社内に数名いるキーボードおじさんの一人、プロダクト開発部の吉田です。
「おしゃれはキーキャップから」という言葉もあるように、キーボードにとってのキーキャップは見た目を左右する大事な要素です。
しかしキーキャップは見た目だけでなく様々な素材や形状があり、それによって打ち心地が大きく変わるアイテムでもあります。
そこで今回は見ただけでは分かりにくいキーキャップの素材と形状について紹介したいと思います。*1
素材の種類
キーキャップに利用される素材は多くなく、市販されているもののほとんどはABSもしくはPBTです。
ABS
ABS樹脂は安価で加工がしやすく多くのキーキャップで採用されている素材です。
文字とそれ以外の部分を別の色の樹脂で作るダブルショット(二色成形)キーキャップもこの素材を利用する場合が多いです。
しかし耐久性は他の素材と比較して弱く、日光や紫外線にさらされると劣化したり長時間の使用で摩耗します。(摩耗するとテカテカした見た目になります。)
表面は比較的つるつるしており打鍵音は「カチャカチャ」したものになります。
PBT
ABSと比較すると高価ですが耐久性があり触り心地はサラサラ・ザラザラしています。
ABSよりも融点が高く成形にコストがかかるためかダブルショットキーキャップはあまり見かけませんが、その融点の高さを利用して昇華印刷に適しています。
厚みのあるPBTキーキャップは「コトコト」・「ポトポト」といった打鍵音がします。
POM
質感や打鍵音はABSに似ているものの、ABSより高耐久な素材です。
この素材を採用しているキーキャップは少ないようで、あまり見かけません。
Polycarbonate
RAMA WORKS*2が販売するキーキャップセットのひとつに採用されています。
ポリカーボネートは上に挙げた他の素材よりも透明性に優れるため、キーボードを綺麗に光らせたい場合などによさそうです。
その他
機能性よりも視覚的な要素に特化したArtisanキーキャップなどは上記の素材に当てはまらないこともあります。*3
形状の種類
形状のことはProfile(プロファイル)と呼ぶことが多く、Profileはメーカーや個人が自由に決めているため今後も種類が増えていきそうです。
MIX profile "Big Bang" Ortholinear Keycap Set available on KBDfans NOW - deskthority より引用*4
※ 下記によく見聞きするProfileたちを記載しますが、厳密な分類でないかもしれません。
OEM
市販のメカニカルキーボードに装着されているキーキャップの多くはOEM Profileと呼ばれるものです。
各行によって傾きや高さが異なり(スカルプチャード(sculptured)と言います)、指に触れる上面は円柱を横にしたような(シリンドリカルと言います)形状に窪んでいます。
Cherry
OEMに似たシリンドリカルでスカルプチャードな形状ですが、OEMよりもやや背が低いです。

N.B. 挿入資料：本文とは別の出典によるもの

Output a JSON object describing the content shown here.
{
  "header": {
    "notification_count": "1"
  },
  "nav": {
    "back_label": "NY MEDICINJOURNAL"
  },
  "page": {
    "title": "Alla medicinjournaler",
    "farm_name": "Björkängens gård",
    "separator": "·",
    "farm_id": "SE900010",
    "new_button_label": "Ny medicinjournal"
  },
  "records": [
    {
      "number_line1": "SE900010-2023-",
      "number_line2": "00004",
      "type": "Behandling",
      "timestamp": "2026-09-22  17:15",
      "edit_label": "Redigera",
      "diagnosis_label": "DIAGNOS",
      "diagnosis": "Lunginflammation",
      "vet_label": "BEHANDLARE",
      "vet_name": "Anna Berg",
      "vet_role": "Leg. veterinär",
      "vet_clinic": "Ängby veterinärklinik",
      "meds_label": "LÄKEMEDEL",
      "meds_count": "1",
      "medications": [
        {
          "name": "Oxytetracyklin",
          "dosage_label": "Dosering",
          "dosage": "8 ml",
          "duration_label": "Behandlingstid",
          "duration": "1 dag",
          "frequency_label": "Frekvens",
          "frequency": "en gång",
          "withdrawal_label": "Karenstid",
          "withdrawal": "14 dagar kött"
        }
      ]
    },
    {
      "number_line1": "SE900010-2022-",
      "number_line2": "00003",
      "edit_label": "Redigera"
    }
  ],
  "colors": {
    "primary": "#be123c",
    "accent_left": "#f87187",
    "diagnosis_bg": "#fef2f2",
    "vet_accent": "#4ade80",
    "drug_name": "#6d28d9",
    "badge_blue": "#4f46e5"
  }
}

GMK electronic design GmbH(通称GMK)社などが製造しています。
DCS
Cherry Profileに似ている形状です。
Signature Plastics社が製造しています。*5
DSA
すべての行が同じ高さで、上面は球状に窪んでいる(スフェリカルと言います)形状を持つProfileです。
Signature Plastics社が製造しています。
SA
背が高く上面はスフェリカルな形状のProfileです。
四角錐台の側面は上面から下面にかけて膨らむようになだらかにカーブしています。基本はスカルプチャードですが、すべて同じ高さで揃えられたキーキャップセットもあります。一般に馴染みのあるキーキャップよりもだいぶ背が高いため初めて触る人少し驚くかもしれません。
Signature Plastics社が製造しています。
G20
上面が平らでノンスカルプチャード(non-sculptured)なProfileです。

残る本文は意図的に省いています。